Like English law (considered here), German law places certain limitations on monitoring of employees. For example, video surveillance of a company’s premises must take the privacy rights of the employee into account and which means full surveillance of individuals is not permitted. In addition, covert monitoring measures are generally prohibited as a matter of principle. This also applies to the monitoring of a company’s IT infrastructure. In some cases, exceptions may apply. A number of recent cases about employee monitoring received nationwide media attention in Germany. Employers should be aware of basic principles of applicable data protection law and apply diligence when conducting monitoring measures, not only in order to ensure compliance with the law but also to avoid negative publicity.
German case law holds that monitoring by means of video surveillance is generally allowed as long as the principle of proportionality is respected. This requires the employer to assess, prior to implementation: which areas should be monitored; whether the monitoring is appropriate both in terms of how it is carried out and its duration; and how this might affect the privacy rights of employees. It is also important to take into account whether monitoring is necessary as a result of specific past incidents or whether it is implemented as a generic policy.
For a company wanting to monitor its IT infrastructure and email accounts in Germany, the implementation of suitable IT policies is crucial.
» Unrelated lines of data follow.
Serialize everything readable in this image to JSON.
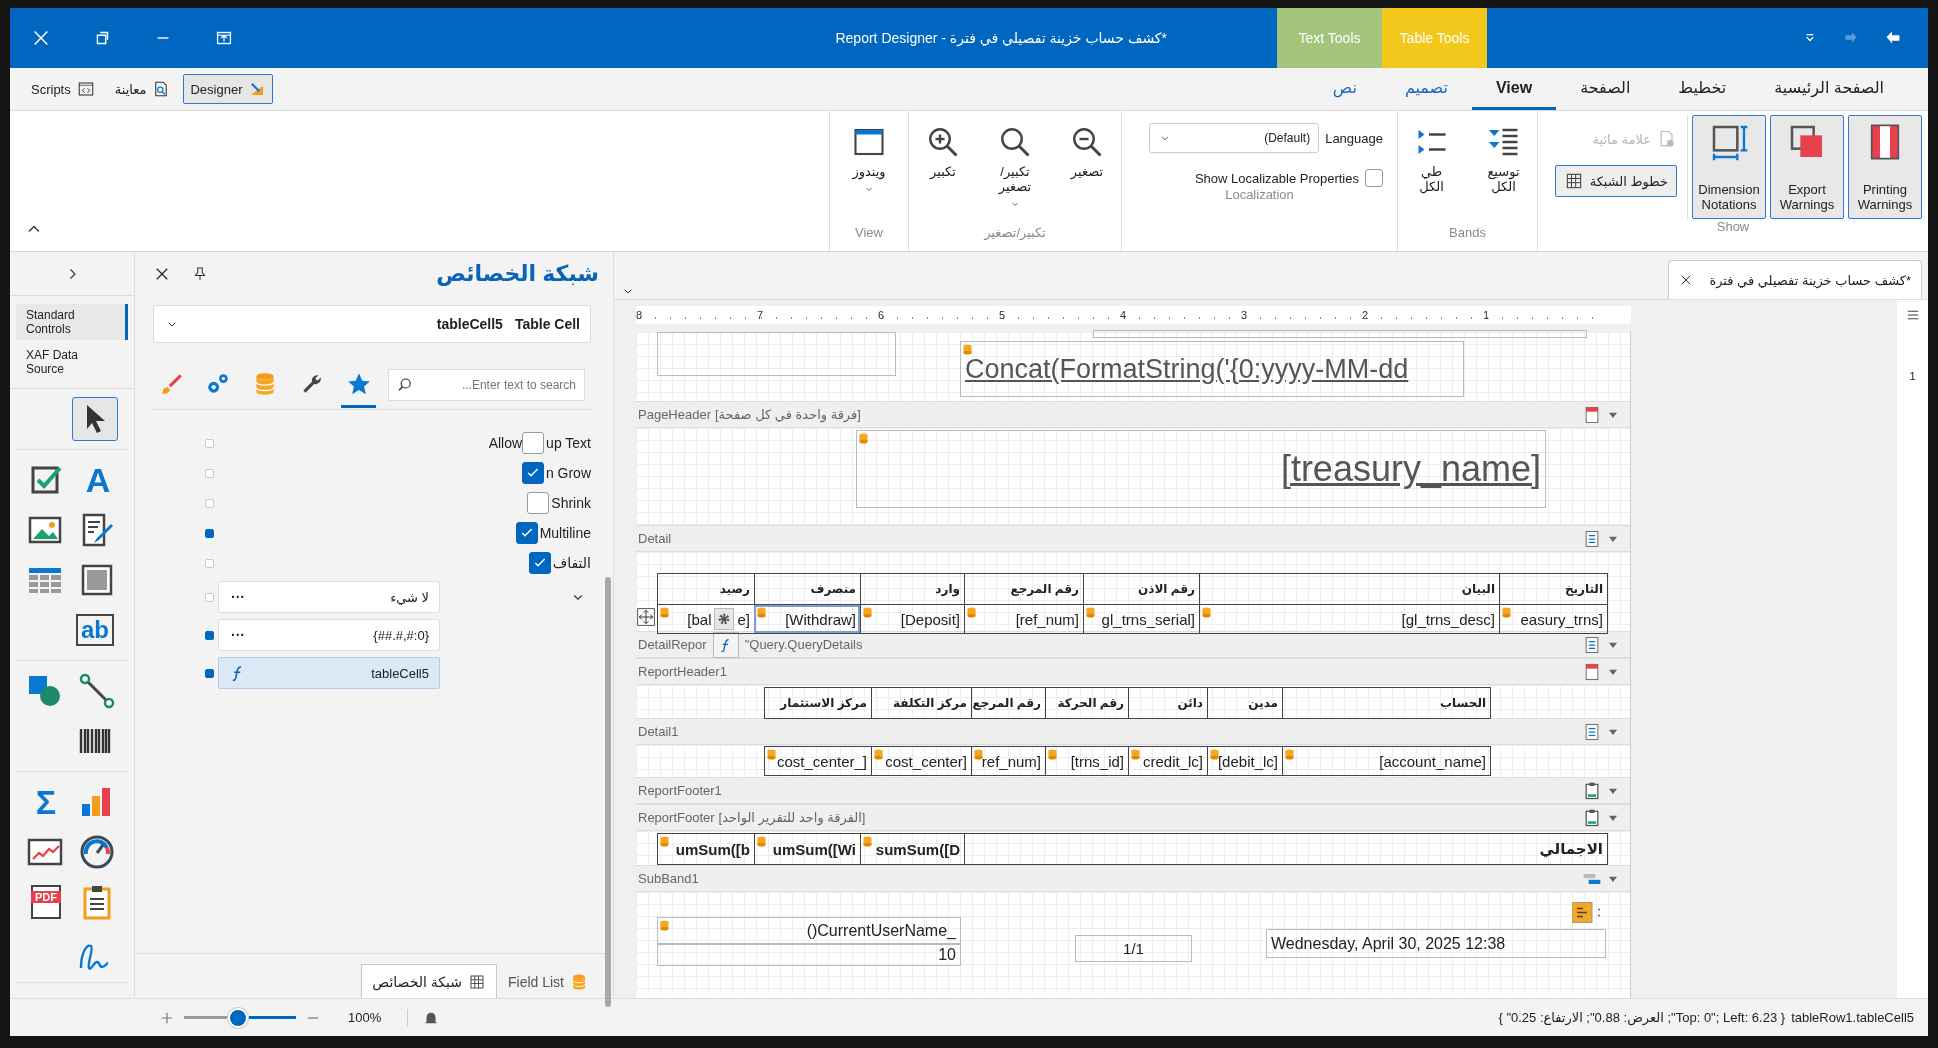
{
  "title_bar": {
    "title": "Report Designer - كشف حساب خزينة تفصيلي في فترة*",
    "context_tabs": [
      {
        "label": "Table Tools",
        "color": "#f2c81d"
      },
      {
        "label": "Text Tools",
        "color": "#a3c57c"
      }
    ]
  },
  "view_switch": [
    {
      "label": "Designer",
      "kind": "designer",
      "selected": true
    },
    {
      "label": "معاينة",
      "kind": "preview",
      "selected": false
    },
    {
      "label": "Scripts",
      "kind": "scripts",
      "selected": false
    }
  ],
  "ribbon_tabs": [
    {
      "label": "الصفحة الرئيسية",
      "kind": "normal",
      "selected": false
    },
    {
      "label": "تخطيط",
      "kind": "normal",
      "selected": false
    },
    {
      "label": "الصفحة",
      "kind": "normal",
      "selected": false
    },
    {
      "label": "View",
      "kind": "normal",
      "selected": true
    },
    {
      "label": "تصميم",
      "kind": "contextual",
      "selected": false
    },
    {
      "label": "نص",
      "kind": "contextual",
      "selected": false
    }
  ],
  "ribbon_groups": [
    {
      "kind": "show",
      "label": "Show",
      "toggles": [
        {
          "label": "Printing Warnings",
          "kind": "printing",
          "on": true
        },
        {
          "label": "Export Warnings",
          "kind": "export",
          "on": true
        },
        {
          "label": "Dimension Notations",
          "kind": "dimension",
          "on": true
        }
      ],
      "watermark": {
        "label": "علامة مائية",
        "disabled": true
      },
      "gridlines": {
        "label": "خطوط الشبكة"
      }
    },
    {
      "kind": "buttons",
      "label": "Bands",
      "items": [
        {
          "label": "توسيع الكل",
          "kind": "expand",
          "dropdown": false
        },
        {
          "label": "طي الكل",
          "kind": "collapse",
          "dropdown": false
        }
      ]
    },
    {
      "kind": "localization",
      "label": "Localization",
      "language_label": "Language",
      "language_value": "(Default)",
      "checkbox_label": "Show Localizable Properties",
      "checked": false
    },
    {
      "kind": "buttons",
      "label": "تكبير/تصغير",
      "items": [
        {
          "label": "تصغير",
          "kind": "zoom_out",
          "dropdown": false
        },
        {
          "label": "تكبير/تصغير",
          "kind": "zoom",
          "dropdown": true
        },
        {
          "label": "تكبير",
          "kind": "zoom_in",
          "dropdown": false
        }
      ]
    },
    {
      "kind": "buttons",
      "label": "View",
      "items": [
        {
          "label": "ويندوز",
          "kind": "window",
          "dropdown": true
        }
      ]
    }
  ],
  "toolbox": {
    "categories": [
      {
        "label": "Standard Controls",
        "selected": true
      },
      {
        "label": "XAF Data Source",
        "selected": false
      }
    ],
    "groups": [
      [
        [
          {
            "kind": "pointer",
            "selected": true
          }
        ]
      ],
      [
        [
          {
            "kind": "label",
            "glyph": "A",
            "selected": false
          },
          {
            "kind": "checkbox",
            "selected": false
          }
        ],
        [
          {
            "kind": "richtext",
            "selected": false
          },
          {
            "kind": "picture",
            "selected": false
          }
        ],
        [
          {
            "kind": "panel",
            "selected": false
          },
          {
            "kind": "table",
            "selected": false
          }
        ],
        [
          {
            "kind": "textbox",
            "glyph": "ab",
            "selected": false
          }
        ]
      ],
      [
        [
          {
            "kind": "line",
            "selected": false
          },
          {
            "kind": "shape",
            "selected": false
          }
        ],
        [
          {
            "kind": "barcode",
            "selected": false
          }
        ]
      ],
      [
        [
          {
            "kind": "chart",
            "selected": false
          },
          {
            "kind": "sum",
            "glyph": "Σ",
            "selected": false
          }
        ],
        [
          {
            "kind": "gauge",
            "selected": false
          },
          {
            "kind": "sparkline",
            "selected": false
          }
        ],
        [
          {
            "kind": "clipboard",
            "selected": false
          },
          {
            "kind": "pdf",
            "glyph": "PDF",
            "selected": false
          }
        ],
        [
          {
            "kind": "signature",
            "selected": false
          }
        ]
      ]
    ]
  },
  "property_grid": {
    "title": "شبكة الخصائص",
    "object_name": "tableCell5",
    "object_type": "Table Cell",
    "search_placeholder": "Enter text to search...",
    "tabs": [
      {
        "kind": "star",
        "selected": true
      },
      {
        "kind": "wrench",
        "selected": false
      },
      {
        "kind": "database",
        "selected": false
      },
      {
        "kind": "gears",
        "selected": false
      },
      {
        "kind": "brush",
        "selected": false
      }
    ],
    "rows": [
      {
        "kind": "checkbox",
        "label_before": "Allow",
        "label": "up Text",
        "checked": false,
        "modified": false
      },
      {
        "kind": "checkbox",
        "label": "n Grow",
        "checked": true,
        "modified": false
      },
      {
        "kind": "checkbox",
        "label": "Shrink",
        "checked": false,
        "modified": false
      },
      {
        "kind": "checkbox",
        "label": "Multiline",
        "checked": true,
        "modified": true
      },
      {
        "kind": "checkbox",
        "label": "التفاف",
        "checked": true,
        "modified": false
      },
      {
        "kind": "editor",
        "value": "لا شيء",
        "button": "···",
        "expandable": true,
        "modified": false,
        "selected": false
      },
      {
        "kind": "editor",
        "value": "{##.#,#:0}",
        "button": "···",
        "expandable": false,
        "modified": true,
        "selected": false
      },
      {
        "kind": "expression",
        "value": "tableCell5",
        "modified": true,
        "selected": true
      }
    ],
    "bottom_tabs": [
      {
        "label": "Field List",
        "kind": "fields",
        "selected": false
      },
      {
        "label": "شبكة الخصائص",
        "kind": "properties",
        "selected": true
      }
    ]
  },
  "designer": {
    "document_tab": {
      "title": "كشف حساب خزينة تفصيلي في فترة*",
      "selected": true
    },
    "ruler": [
      "1",
      "2",
      "3",
      "4",
      "5",
      "6",
      "7",
      "8"
    ],
    "vertical_ruler": [
      "1"
    ],
    "bands": [
      {
        "kind": "top",
        "items": [
          {
            "kind": "box"
          },
          {
            "kind": "box"
          },
          {
            "kind": "label",
            "text": "Concat(FormatString('{0:yyyy-MM-dd",
            "bound": true
          }
        ]
      },
      {
        "kind": "page_header",
        "name": "PageHeader",
        "caption": "[فرقة واحدة في كل صفحة]",
        "expanded": true,
        "items": [
          {
            "kind": "label",
            "text": "[treasury_name]",
            "bound": true
          }
        ]
      },
      {
        "kind": "detail",
        "name": "Detail",
        "expanded": true,
        "items": [
          {
            "kind": "table",
            "rows": [
              {
                "kind": "header",
                "cells": [
                  {
                    "text": "التاريخ"
                  },
                  {
                    "text": "البيان"
                  },
                  {
                    "text": "رقم الاذن"
                  },
                  {
                    "text": "رقم المرجع"
                  },
                  {
                    "text": "وارد"
                  },
                  {
                    "text": "منصرف"
                  },
                  {
                    "text": "رصيد"
                  }
                ]
              },
              {
                "kind": "data",
                "cells": [
                  {
                    "text": "easury_trns]",
                    "selected": false
                  },
                  {
                    "text": "[gl_trns_desc]",
                    "selected": false
                  },
                  {
                    "text": "gl_trns_serial]",
                    "selected": false
                  },
                  {
                    "text": "[ref_num]",
                    "selected": false
                  },
                  {
                    "text": "[Deposit]",
                    "selected": false
                  },
                  {
                    "text": "[Withdraw]",
                    "selected": true
                  },
                  {
                    "text": "[bal",
                    "text_end": "e]",
                    "selected": false
                  }
                ]
              }
            ]
          }
        ]
      },
      {
        "kind": "detail_report",
        "name": "DetailRepor",
        "caption": "Query.QueryDetails\"",
        "expanded": true
      },
      {
        "kind": "page_header",
        "name": "ReportHeader1",
        "expanded": true,
        "items": [
          {
            "kind": "table",
            "rows": [
              {
                "kind": "header",
                "cells": [
                  {
                    "text": "الحساب"
                  },
                  {
                    "text": "مدين"
                  },
                  {
                    "text": "دائن"
                  },
                  {
                    "text": "رقم الحركة"
                  },
                  {
                    "text": "رقم المرجع"
                  },
                  {
                    "text": "مركز التكلفة"
                  },
                  {
                    "text": "مركز الاستثمار"
                  }
                ]
              }
            ]
          }
        ]
      },
      {
        "kind": "detail",
        "name": "Detail1",
        "expanded": true,
        "items": [
          {
            "kind": "table",
            "rows": [
              {
                "kind": "data",
                "cells": [
                  {
                    "text": "[account_name]"
                  },
                  {
                    "text": "[debit_lc]"
                  },
                  {
                    "text": "credit_lc]"
                  },
                  {
                    "text": "[trns_id]"
                  },
                  {
                    "text": "ref_num]"
                  },
                  {
                    "text": "cost_center]"
                  },
                  {
                    "text": "cost_center_]"
                  }
                ]
              }
            ]
          }
        ]
      },
      {
        "kind": "footer",
        "name": "ReportFooter1",
        "expanded": true
      },
      {
        "kind": "footer",
        "name": "ReportFooter",
        "caption": "[الفرقة واحد للتقرير الواحد]",
        "expanded": true,
        "items": [
          {
            "kind": "table",
            "rows": [
              {
                "kind": "total",
                "cells": [
                  {
                    "text": "الاجمالي",
                    "bound": false
                  },
                  {
                    "text": "sumSum([D",
                    "bound": true
                  },
                  {
                    "text": "umSum([Wi",
                    "bound": true
                  },
                  {
                    "text": "umSum([b",
                    "bound": true
                  }
                ]
              }
            ]
          }
        ]
      },
      {
        "kind": "subband",
        "name": "SubBand1",
        "expanded": true,
        "items": [
          {
            "kind": "tag"
          },
          {
            "kind": "label",
            "text": "Wednesday, April 30, 2025 12:38",
            "bound": false
          },
          {
            "kind": "label",
            "text": "1/1",
            "bound": false
          },
          {
            "kind": "label",
            "text": "()CurrentUserName_",
            "bound": true
          },
          {
            "kind": "label",
            "text": "10",
            "bound": false
          }
        ]
      }
    ]
  },
  "status_bar": {
    "zoom": {
      "reading": "100%",
      "level": 0.48
    },
    "geometry": "{ Top: 0\"; Left: 6.23\"; العرض: 0.88\"; الارتفاع: 0.25\" }",
    "selection": "tableRow1.tableCell5"
  }
}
As part of this process, it is especially important to provide rules on the degree of permitted private use of the company’s IT infrastructure. These can also cover the use of regular checks on an employee’s compliance with regard to any violation against a partly or completely prohibited private use. If no rules are set out by the employer and private use is tolerated over a certain period of time, the employee may, in accordance with German case law, acquire the right to such use. If this happens, monitoring for matters of IT security which requires access to emails or the retention of log files, may have legal implications. If an employer is held to be supplying an IT infrastructure to employees, the employer may be treated as offering telecommunications services. As a consequence, the requirement for secrecy of telecommunications could apply to an employee communication. A “violation” e.g. due to accessing emails, even solely business-related ones, may lead to criminal liability for the employer. According to German case law, however, this risk solely exists for details of employee communications which are not stored locally on an employee’s device because for such cases it is assumed that the telecommunication” ended.